SIMD types have subscripts, but they're not collections (or sequences).
BigInt wouldn't want an infinite sequence, and other types may not want the sign bit, so indexing depends on the use case.
Collection operations may produce subsequences or lazy wrappers, whereas Sequence operations may unexpectedly produce arrays.
https://belkadan.com/blog/2021/08/Swift-Regret-Sequence/

beccadax:

I’m actually thinking we should require the as: parameter. The closest analogies to this API that I can think of are pointer APIs like UnsafeRawPointer.load(fromByteOffset:as:); these require a type-pinning parameter not for any technical reason, but purely for clarity.

In which case, should both arguments be labeled? Would a method be preferred?

beccadax:

An alternative might be to make StaticBigInt generic on some underlying unsigned integer type, and then make it a Collection with that element type:

The problem with making it a collection is that we can't subscript past endIndex, in order to copy the sign extension. So we'd have to pre- or post-initialize the rest of the elements (if your example was a signed Int256 type).

Nickolas_Pohilets · 2022-08-03T21:38:49.241Z

[Pitch] Compile-Time Constant Values

To be honest, there is very little reason to use StaticString these days over a regular String, as the regular String is initialized with a pointer to a string in the const section and won't perform any reference counting.

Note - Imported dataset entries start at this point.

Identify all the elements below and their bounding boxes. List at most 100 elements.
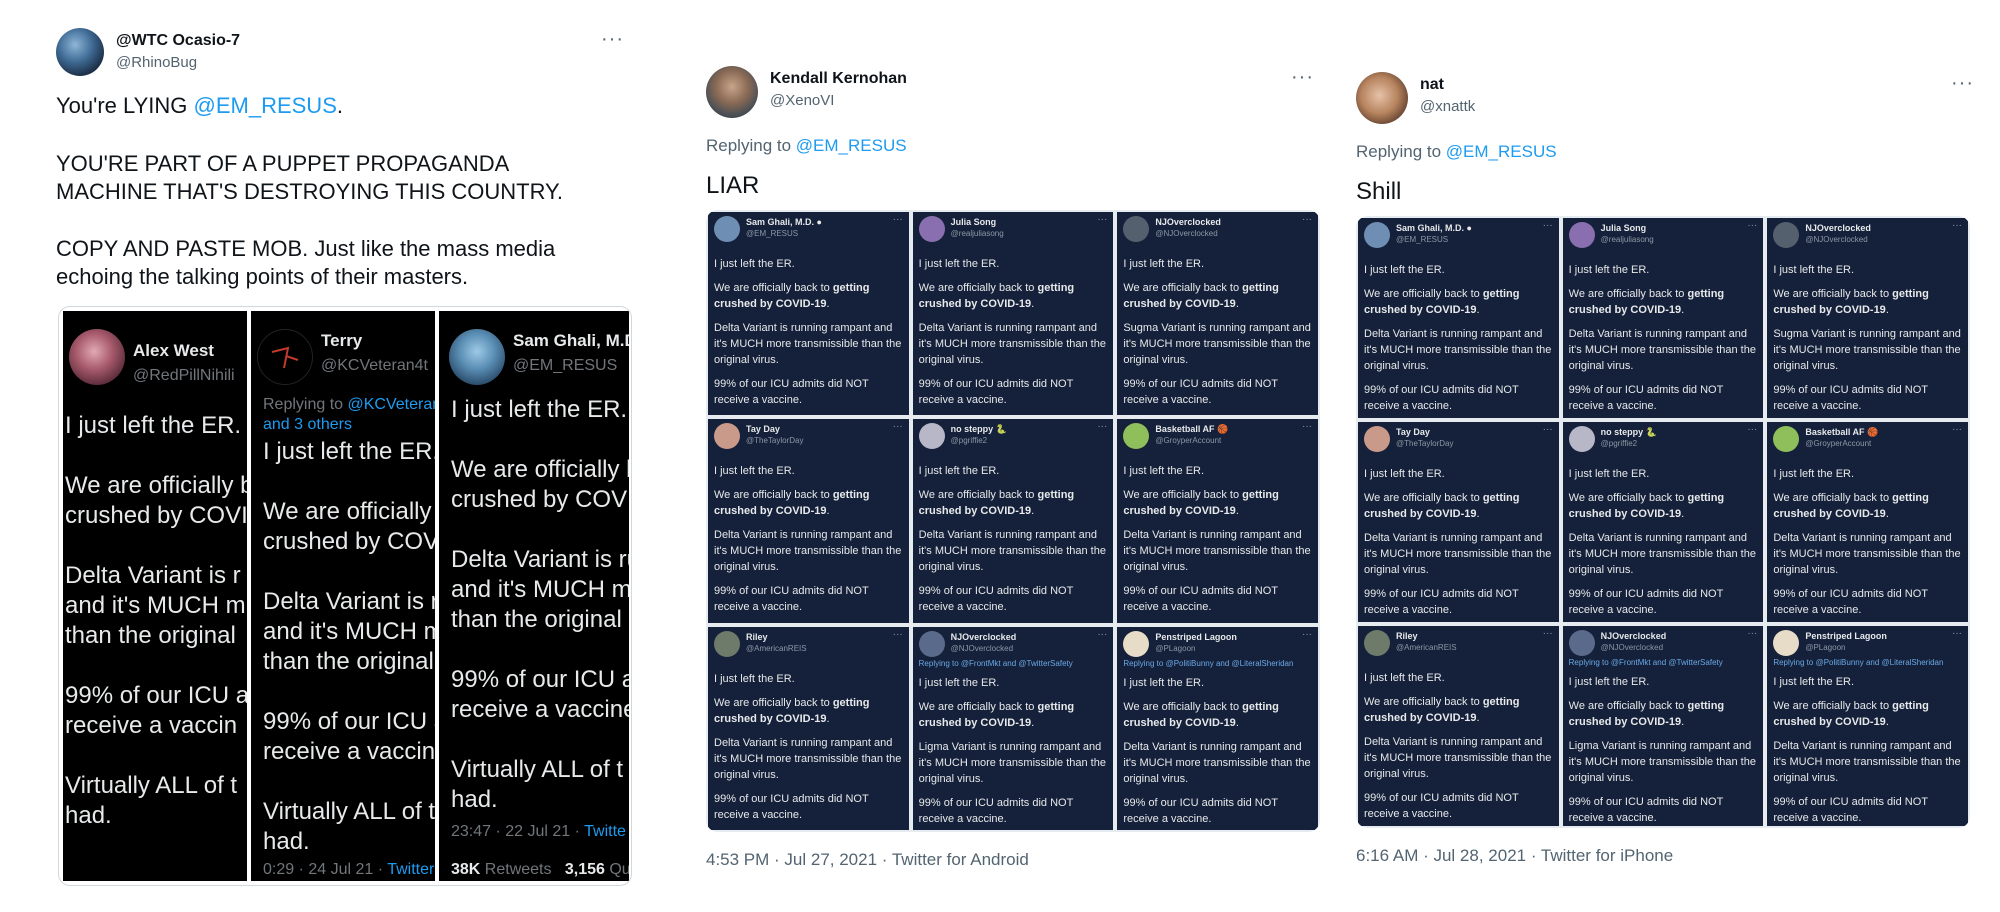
screenshot-stats: 38K Retweets 3,156 Qu	[451, 861, 629, 879]
avatar-glyph-icon	[271, 346, 299, 369]
more-options-icon[interactable]: ···	[1951, 72, 1974, 95]
cell-handle: @EM_RESUS	[1396, 235, 1449, 244]
cell-line-4: 99% of our ICU admits did NOT receive a …	[1364, 384, 1519, 412]
display-name[interactable]: @WTC Ocasio-7	[116, 32, 240, 50]
cell-line-2-prefix: We are officially back to	[714, 489, 833, 502]
cell-line-2-suffix: .	[1885, 304, 1889, 316]
cell-line-3: Delta Variant is running rampant and it'…	[1773, 740, 1961, 784]
cell-line-3: Delta Variant is running rampant and it'…	[1123, 740, 1311, 785]
retweets-label: Retweets	[480, 861, 552, 878]
quotes-count: 3,156	[564, 861, 605, 878]
cell-line-4: 99% of our ICU admits did NOT receive a …	[1364, 588, 1519, 616]
grid-screenshot-cell: Tay Day @TheTaylorDay ··· I just left the E…	[1358, 422, 1559, 622]
user-handle[interactable]: @xnattk	[1420, 98, 1475, 115]
user-handle[interactable]: @RhinoBug	[116, 54, 197, 71]
cell-line-2: We are officially back to getting crushe…	[919, 699, 1110, 731]
more-options-icon[interactable]: ···	[1291, 66, 1314, 89]
others-link: and 3 others	[263, 416, 352, 433]
cell-line-1: I just left the ER.	[1123, 258, 1205, 270]
tweet-text: Shill	[1356, 178, 1402, 205]
screenshot-sam-ghali: Sam Ghali, M.D @EM_RESUS I just left the…	[439, 311, 629, 881]
cell-text: I just left the ER. We are officially bac…	[1773, 674, 1964, 826]
mention-link[interactable]: @EM_RESUS	[796, 136, 907, 155]
display-name[interactable]: nat	[1420, 76, 1444, 94]
cell-replying-to: Replying to @PolitiBunny and @LiteralShe…	[1773, 658, 1944, 667]
grid-screenshot-cell: no steppy 🐍 @pgriffie2 ··· I just left the …	[912, 419, 1114, 623]
screenshot-terry: Terry @KCVeteran4t Replying to @KCVetera…	[251, 311, 435, 881]
cell-line-1: I just left the ER.	[714, 465, 795, 478]
cell-line-4: 99% of our ICU admits did NOT receive a …	[1568, 588, 1724, 616]
screenshot-source: Twitter	[387, 861, 435, 878]
cell-display-name: Sam Ghali, M.D. ●	[1396, 223, 1472, 233]
avatar[interactable]	[706, 66, 758, 118]
grid-screenshot-cell: Riley @AmericanREIS ··· I just left the ER.…	[708, 626, 909, 830]
grid-screenshot-cell: NJOverclocked @NJOverclocked ··· Replying t…	[912, 626, 1114, 830]
cell-line-3: Delta Variant is running rampant and it'…	[1773, 532, 1961, 576]
cell-line-1: I just left the ER.	[1364, 468, 1445, 480]
tweet-media-collage[interactable]: Alex West @RedPillNihili I just left the…	[58, 306, 632, 886]
grid-screenshot-cell: Sam Ghali, M.D. ● @EM_RESUS ··· I just left…	[1358, 218, 1559, 418]
cell-line-4: 99% of our ICU admits did NOT receive a …	[918, 378, 1074, 406]
cell-line-3: Delta Variant is running rampant and it'…	[1123, 529, 1311, 574]
cell-display-name: Penstriped Lagoon	[1155, 631, 1237, 642]
cell-line-2-prefix: We are officially back to	[1364, 288, 1483, 300]
tweet-text-paragraph: YOU'RE PART OF A PUPPET PROPAGANDA MACHI…	[56, 151, 564, 204]
mention-link[interactable]: @EM_RESUS	[194, 93, 337, 118]
cell-replying-to: Replying to @PolitiBunny and @LiteralShe…	[1123, 658, 1294, 668]
user-handle[interactable]: @XenoVI	[770, 92, 834, 109]
cell-text: I just left the ER. We are officially bac…	[1123, 256, 1314, 415]
tweet-timestamp[interactable]: 4:53 PM · Jul 27, 2021 · Twitter for And…	[706, 850, 1029, 870]
cell-line-2-prefix: We are officially back to	[1773, 288, 1893, 300]
more-options-icon: ···	[1097, 628, 1108, 640]
cell-line-4: 99% of our ICU admits did NOT receive a …	[1123, 585, 1278, 614]
cell-handle: @EM_RESUS	[746, 229, 799, 238]
cell-line-2-suffix: .	[826, 712, 830, 725]
cell-display-name: Riley	[746, 631, 768, 642]
avatar	[449, 329, 505, 385]
cell-text: I just left the ER. We are officially bac…	[1569, 674, 1760, 826]
cell-line-2: We are officially back to getting crushe…	[1364, 286, 1555, 318]
cell-text: I just left the ER. We are officially bac…	[1364, 262, 1555, 418]
avatar[interactable]	[1356, 72, 1408, 124]
cell-line-2-suffix: .	[1681, 716, 1685, 728]
avatar	[714, 630, 740, 657]
cell-handle: @NJOverclocked	[1155, 229, 1218, 238]
cell-line-1: I just left the ER.	[1364, 264, 1445, 276]
cell-replying-to: Replying to @FrontMkt and @TwitterSafety	[1568, 658, 1723, 667]
cell-line-4: 99% of our ICU admits did NOT receive a …	[1568, 796, 1724, 824]
cell-line-2-prefix: We are officially back to	[1123, 700, 1243, 713]
tweet-timestamp[interactable]: 6:16 AM · Jul 28, 2021 · Twitter for iPh…	[1356, 846, 1673, 866]
tweet-card-1: @WTC Ocasio-7 @RhinoBug ··· You're LYING…	[40, 0, 640, 900]
cell-text: I just left the ER. We are officially bac…	[714, 463, 905, 622]
cell-replying-to: Replying to @FrontMkt and @TwitterSafety	[918, 658, 1073, 668]
avatar[interactable]	[56, 28, 104, 76]
cell-display-name: NJOverclocked	[1600, 631, 1667, 641]
avatar	[1773, 426, 1800, 452]
cell-text: I just left the ER. We are officially bac…	[919, 256, 1110, 415]
cell-line-4: 99% of our ICU admits did NOT receive a …	[714, 792, 869, 821]
cell-line-2-prefix: We are officially back to	[1123, 282, 1243, 294]
tweet-media-grid[interactable]: Sam Ghali, M.D. ● @EM_RESUS ··· I just left…	[706, 210, 1320, 832]
cell-line-2: We are officially back to getting crushe…	[1773, 698, 1964, 730]
more-options-icon[interactable]: ···	[601, 28, 624, 51]
cell-line-3: Sugma Variant is running rampant and it'…	[1773, 328, 1961, 372]
more-options-icon: ···	[1952, 628, 1962, 639]
screenshot-text: I just left the ER. We are officially b …	[451, 396, 629, 813]
avatar	[1123, 630, 1150, 657]
tweet-media-grid[interactable]: Sam Ghali, M.D. ● @EM_RESUS ··· I just left…	[1356, 216, 1970, 828]
more-options-icon: ···	[892, 628, 903, 640]
cell-text: I just left the ER. We are officially bac…	[714, 256, 905, 415]
tweet-card-2: Kendall Kernohan @XenoVI ··· Replying to…	[690, 0, 1330, 900]
cell-line-2: We are officially back to getting crushe…	[1569, 490, 1760, 522]
cell-line-1: I just left the ER.	[1123, 676, 1205, 689]
more-options-icon: ···	[1747, 424, 1758, 435]
cell-line-1: I just left the ER.	[918, 676, 1000, 689]
screenshot-timestamp: 23:47 · 22 Jul 21 ·	[451, 823, 585, 840]
cell-line-2-prefix: We are officially back to	[1123, 489, 1243, 502]
mention-link[interactable]: @EM_RESUS	[1446, 142, 1557, 161]
cell-line-2-prefix: We are officially back to	[918, 700, 1038, 713]
display-name[interactable]: Kendall Kernohan	[770, 70, 907, 88]
grid-screenshot-cell: Riley @AmericanREIS ··· I just left the ER.…	[1358, 626, 1559, 826]
cell-line-2-prefix: We are officially back to	[1773, 700, 1893, 712]
cell-display-name: Riley	[1396, 631, 1418, 641]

Would BigInt need additional compiler support to be able to be initialized with a pointer to immortal data in const section? Or StaticBigInt provides enough compiler/runtime support to implement BigInt in pure Swift code?

Is StaticBigInt binary compatible with immortal array buffer of words that BigInt could use? Would construction of BigInt from StaticBigInt require heap allocation and deep copy?

BTW, do array literals already use immortal buffers?

xwu · 2022-08-03T21:51:03.248Z

benrimmington:

beccadax:

I’m actually thinking we should require the as: parameter. The closest analogies to this API that I can think of are pointer APIs like UnsafeRawPointer.load(fromByteOffset:as:); these require a type-pinning parameter not for any technical reason, but purely for clarity.

In which case, should both arguments be labeled? Would a method be preferred?

Or, we make this subscript non-generic, returning UInt only, that being the preferred type anyway. The performance pitfall that can occur with using types of narrower bit width, and the lack of performance benefit (as I understand it) for this more complicated API for types of wider bit width, along with trivial composability, argue against the generic subscript bearing its own weight particularly if it requires these gymnastics to design.